Apax’s bid for Smiths is too little too late

TOO little, too late. That is the upshot of Apax’s £2.45bn bid for Smiths’ medical division, which sent the firm’s share price up by 7.72 to £13.81 yesterday.

Too little because although the offer – almost half of Smiths’ market cap – seems high, it does not account for the huge break-up premium a buyer would have to pay.

The medical business accounted for around 35 per cent of operating profit last year and 31 per cent of Smiths’ £2.8bn sales. So on the face of it, Apax is offering a hefty mark-up.

But without medical, Smiths faces an uncertain future. Unless management were to pursue an all-or-nothing break-up strategy and find buyers for its four remaining divisions, the rest of the group could be downgraded. It is far from guaranteed that the remaining four businesses could find buyers willing to pay anything near the mark-up being offered by Apax.

Paradoxically, the amount that Apax is willing to pay only serves to illustrate that Smiths can’t afford to let medical go unless it gets an offer it can’t refuse (likely north of the £3bn mark).

Too late because chief executive Philip Bowman has already started to turn the division around. When he joined Smiths in 2008, the medical arm would have been the last one expected to attract a bid. It was plagued by supply chain and IT problems and was spending too much time on low-margin business.

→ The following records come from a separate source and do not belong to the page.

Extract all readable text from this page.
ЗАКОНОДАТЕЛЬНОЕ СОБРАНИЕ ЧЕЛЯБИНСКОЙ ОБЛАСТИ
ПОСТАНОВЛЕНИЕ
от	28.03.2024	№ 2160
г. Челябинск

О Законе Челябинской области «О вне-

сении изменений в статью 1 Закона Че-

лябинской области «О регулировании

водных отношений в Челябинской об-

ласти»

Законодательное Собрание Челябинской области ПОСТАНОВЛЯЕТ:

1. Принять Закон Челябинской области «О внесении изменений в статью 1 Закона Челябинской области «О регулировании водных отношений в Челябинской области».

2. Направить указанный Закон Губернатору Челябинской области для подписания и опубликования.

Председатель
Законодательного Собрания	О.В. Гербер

Bowman has made big changes. The firm no longer makes diabetes pumps, for example, having accepted that Medtronic and Johnson & Johnson had already cornered the market. This decision, and others like it, allowed it to concentrate on more profitable work. Margins at the medical business now stand at around 22 per cent – a decade-long high.

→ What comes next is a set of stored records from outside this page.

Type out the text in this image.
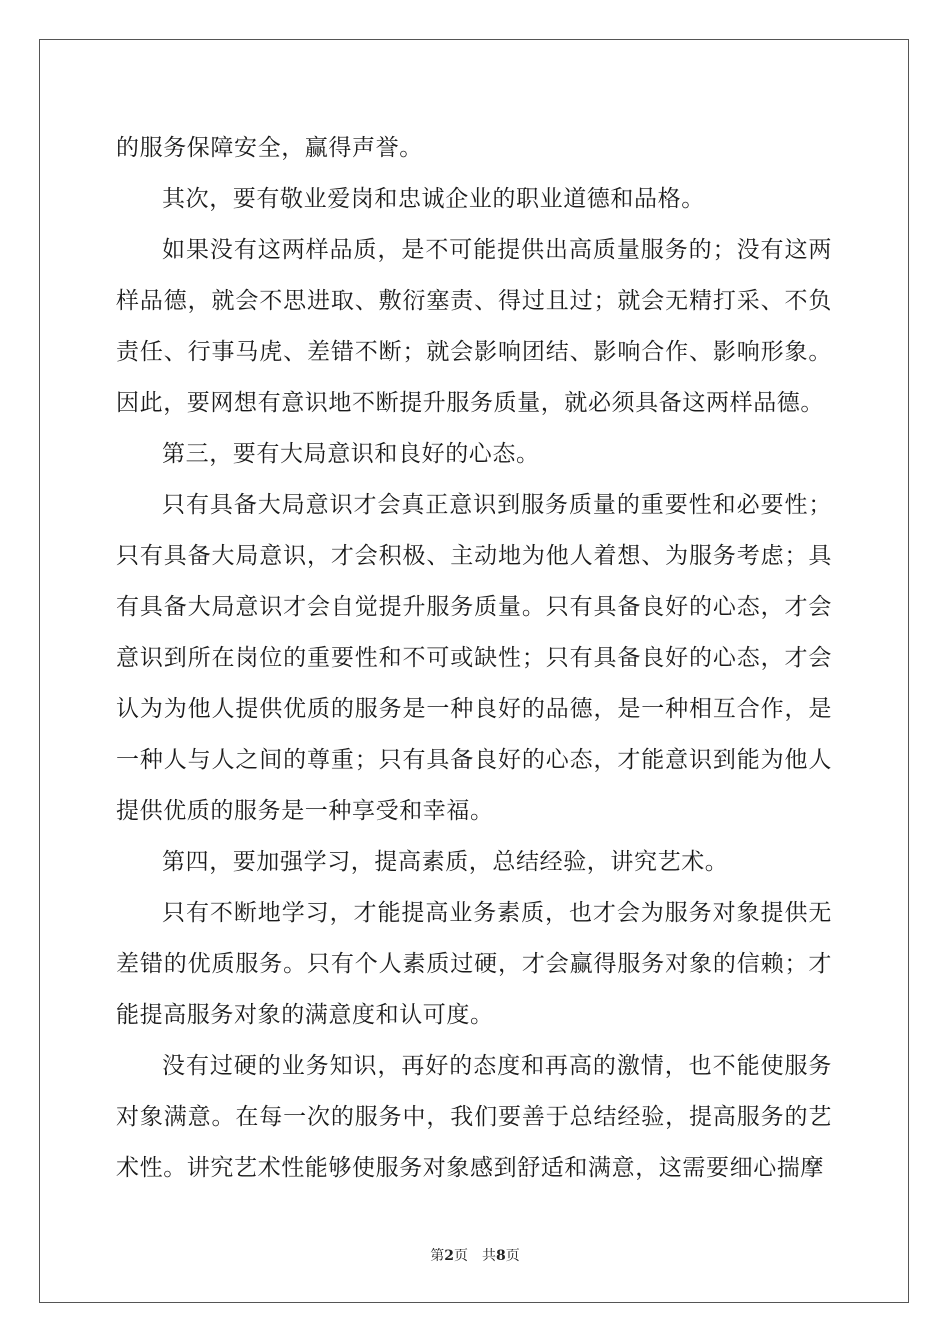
的服务保障安全，赢得声誉。

其次，要有敬业爱岗和忠诚企业的职业道德和品格。

如果没有这两样品质，是不可能提供出高质量服务的；没有这两样品德，就会不思进取、敷衍塞责、得过且过；就会无精打采、不负责任、行事马虎、差错不断；就会影响团结、影响合作、影响形象。因此，要网想有意识地不断提升服务质量，就必须具备这两样品德。

第三，要有大局意识和良好的心态。

只有具备大局意识才会真正意识到服务质量的重要性和必要性；只有具备大局意识，才会积极、主动地为他人着想、为服务考虑；具有具备大局意识才会自觉提升服务质量。只有具备良好的心态，才会意识到所在岗位的重要性和不可或缺性；只有具备良好的心态，才会认为为他人提供优质的服务是一种良好的品德，是一种相互合作，是一种人与人之间的尊重；只有具备良好的心态，才能意识到能为他人提供优质的服务是一种享受和幸福。

第四，要加强学习，提高素质，总结经验，讲究艺术。

只有不断地学习，才能提高业务素质，也才会为服务对象提供无差错的优质服务。只有个人素质过硬，才会赢得服务对象的信赖；才能提高服务对象的满意度和认可度。

没有过硬的业务知识，再好的态度和再高的激情，也不能使服务对象满意。在每一次的服务中，我们要善于总结经验，提高服务的艺术性。讲究艺术性能够使服务对象感到舒适和满意，这需要细心揣摩

第2页 共8页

As a private equity firm, Apax needs to squeeze more value from the business before selling to an end buyer. But with the turnaround plan in full swing, it is unclear how it would do so. There are no similar medical businesses in the Apax stable that would allow it to make significant synergies, for instance. That suggests it would pursue an injudicious round of cost cutting followed by a quick sale.

Management can get more for shareholders by completing the turnaround plan and eventually selling to a medical consumables manufacturer like Baxter, Becton Dickinson or Covidien. Investors can make more in the long run by cutting out the middle man.